E – Easy: Was ‘no’ the easy option?
F – Feeling: What would it have felt like?
L – Listen: Did we listen?
E – Explain: Did we explain?
C – Creative: Where we creative enough?
T – Time: Did we take the time?
Reflecting on these questions encourages staff to think more about their practice and how we can continue to improve. This leads to a culture of “First say YES”. When we do say “no” our responses are kind and considerate. Patients can understand where we are coming from and get a sense of what would need to happen for us to have said “yes”. E.g. leave from the hospital contingent on improvement they make.
Set up a collection box for ‘no slips’
Encourage reporting by putting up a poster above the collection box saying we like to say yes, tell us if we have said “no” to you.
Keep the ‘no slips’ simple – if we said no to you to please tell us about it
For this to be embedded in every day practice, build it into your reflective practice sessions, supervisions and handovers etc.
Evolution of recurring themes, the quality of the discussion and less incidents will allow you to monitor progress over time.
Maintain a non-judgemental stance at all times and create ownership and delegate responsibility of the process to the frontline staff by encouraging open and honest reflections and dialogue.
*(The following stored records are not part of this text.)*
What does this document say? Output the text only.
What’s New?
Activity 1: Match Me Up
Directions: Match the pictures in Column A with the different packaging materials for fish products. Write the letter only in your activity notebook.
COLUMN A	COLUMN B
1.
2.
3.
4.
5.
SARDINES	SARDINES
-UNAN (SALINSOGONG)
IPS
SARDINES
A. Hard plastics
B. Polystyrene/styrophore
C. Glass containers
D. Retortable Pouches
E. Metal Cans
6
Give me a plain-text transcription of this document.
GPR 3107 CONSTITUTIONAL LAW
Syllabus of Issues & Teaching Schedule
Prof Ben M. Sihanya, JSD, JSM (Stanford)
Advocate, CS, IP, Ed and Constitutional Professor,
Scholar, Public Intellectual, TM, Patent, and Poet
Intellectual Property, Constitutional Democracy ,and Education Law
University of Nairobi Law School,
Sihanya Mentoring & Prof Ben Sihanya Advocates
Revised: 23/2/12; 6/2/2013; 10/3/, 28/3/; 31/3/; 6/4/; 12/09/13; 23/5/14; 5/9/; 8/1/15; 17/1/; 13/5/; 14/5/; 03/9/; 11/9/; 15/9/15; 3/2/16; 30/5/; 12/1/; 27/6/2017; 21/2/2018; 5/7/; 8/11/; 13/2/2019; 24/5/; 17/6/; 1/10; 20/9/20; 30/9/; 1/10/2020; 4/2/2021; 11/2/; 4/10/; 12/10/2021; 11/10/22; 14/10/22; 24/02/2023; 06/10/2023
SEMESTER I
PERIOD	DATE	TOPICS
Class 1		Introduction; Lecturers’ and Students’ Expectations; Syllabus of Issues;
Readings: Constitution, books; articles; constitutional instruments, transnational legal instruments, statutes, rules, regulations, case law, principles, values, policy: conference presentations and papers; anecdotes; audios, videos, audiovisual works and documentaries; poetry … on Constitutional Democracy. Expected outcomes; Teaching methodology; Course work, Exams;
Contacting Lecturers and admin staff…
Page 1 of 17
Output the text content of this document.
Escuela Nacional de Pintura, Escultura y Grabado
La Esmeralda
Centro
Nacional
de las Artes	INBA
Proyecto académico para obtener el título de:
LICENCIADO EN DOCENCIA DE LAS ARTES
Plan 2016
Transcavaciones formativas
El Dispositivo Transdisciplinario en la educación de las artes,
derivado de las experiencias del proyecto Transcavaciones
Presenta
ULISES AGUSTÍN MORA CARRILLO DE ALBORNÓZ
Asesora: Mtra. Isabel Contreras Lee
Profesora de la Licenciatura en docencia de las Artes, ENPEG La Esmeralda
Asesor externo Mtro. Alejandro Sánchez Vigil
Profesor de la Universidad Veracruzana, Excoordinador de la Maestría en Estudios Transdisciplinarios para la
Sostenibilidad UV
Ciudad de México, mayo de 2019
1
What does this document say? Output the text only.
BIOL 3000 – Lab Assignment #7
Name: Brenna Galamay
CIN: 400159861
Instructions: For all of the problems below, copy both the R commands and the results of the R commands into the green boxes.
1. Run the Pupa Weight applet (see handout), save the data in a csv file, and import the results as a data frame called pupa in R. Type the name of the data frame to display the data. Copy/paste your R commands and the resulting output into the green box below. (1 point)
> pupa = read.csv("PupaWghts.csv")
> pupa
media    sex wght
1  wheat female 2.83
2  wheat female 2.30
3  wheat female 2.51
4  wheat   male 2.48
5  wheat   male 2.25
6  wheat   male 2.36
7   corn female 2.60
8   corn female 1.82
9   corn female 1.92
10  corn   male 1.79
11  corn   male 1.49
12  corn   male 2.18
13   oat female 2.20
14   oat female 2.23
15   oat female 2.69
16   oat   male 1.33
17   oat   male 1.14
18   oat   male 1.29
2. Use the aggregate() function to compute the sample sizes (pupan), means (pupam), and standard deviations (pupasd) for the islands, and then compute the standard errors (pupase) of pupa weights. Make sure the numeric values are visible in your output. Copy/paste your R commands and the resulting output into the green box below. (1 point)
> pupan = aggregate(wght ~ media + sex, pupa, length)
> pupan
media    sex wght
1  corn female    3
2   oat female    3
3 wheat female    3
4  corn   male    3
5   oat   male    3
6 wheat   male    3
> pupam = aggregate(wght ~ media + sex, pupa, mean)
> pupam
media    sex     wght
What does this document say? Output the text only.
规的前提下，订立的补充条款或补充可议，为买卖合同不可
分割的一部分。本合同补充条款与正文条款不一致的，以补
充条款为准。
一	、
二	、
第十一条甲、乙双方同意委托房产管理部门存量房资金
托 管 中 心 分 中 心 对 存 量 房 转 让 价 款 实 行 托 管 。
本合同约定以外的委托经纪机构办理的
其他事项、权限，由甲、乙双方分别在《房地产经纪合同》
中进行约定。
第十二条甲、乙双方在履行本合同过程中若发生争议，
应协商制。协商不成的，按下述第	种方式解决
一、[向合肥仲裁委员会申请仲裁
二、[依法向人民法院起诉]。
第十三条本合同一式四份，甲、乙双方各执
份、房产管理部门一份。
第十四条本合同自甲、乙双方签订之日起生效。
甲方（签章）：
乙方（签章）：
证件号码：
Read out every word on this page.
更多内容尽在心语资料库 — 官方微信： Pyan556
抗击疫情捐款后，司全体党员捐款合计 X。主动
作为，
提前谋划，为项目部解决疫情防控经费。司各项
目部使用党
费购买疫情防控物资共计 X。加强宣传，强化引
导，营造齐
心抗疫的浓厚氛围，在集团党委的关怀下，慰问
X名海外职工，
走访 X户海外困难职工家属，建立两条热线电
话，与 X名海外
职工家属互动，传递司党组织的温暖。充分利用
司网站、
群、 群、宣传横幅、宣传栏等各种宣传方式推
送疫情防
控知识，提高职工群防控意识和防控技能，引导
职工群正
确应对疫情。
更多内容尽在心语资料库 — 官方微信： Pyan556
Example: On admission to one of our wards a patient expressed the desire to bring his own pillow in as he had neck problems and found his own pillow soothing. Fire safety and infection control regulations state that on the hospital premises all bedding used must be pre-approved. So the answer was a no, but on reflecting staff felt that the pyjamas the patient was wearing was as inflammable as his pillow and exercised their judgement and allowed the pillow bringing the patient’s distress levels down and then seeking necessary permission.
Note: This is not about discarding policies and procedures as they have been put in place for a reason, however when policies override common sense and clinical judgement, staff are encouraged to take a view and put patients first while at the same time keeping an eye on what it means for the rest of the patients.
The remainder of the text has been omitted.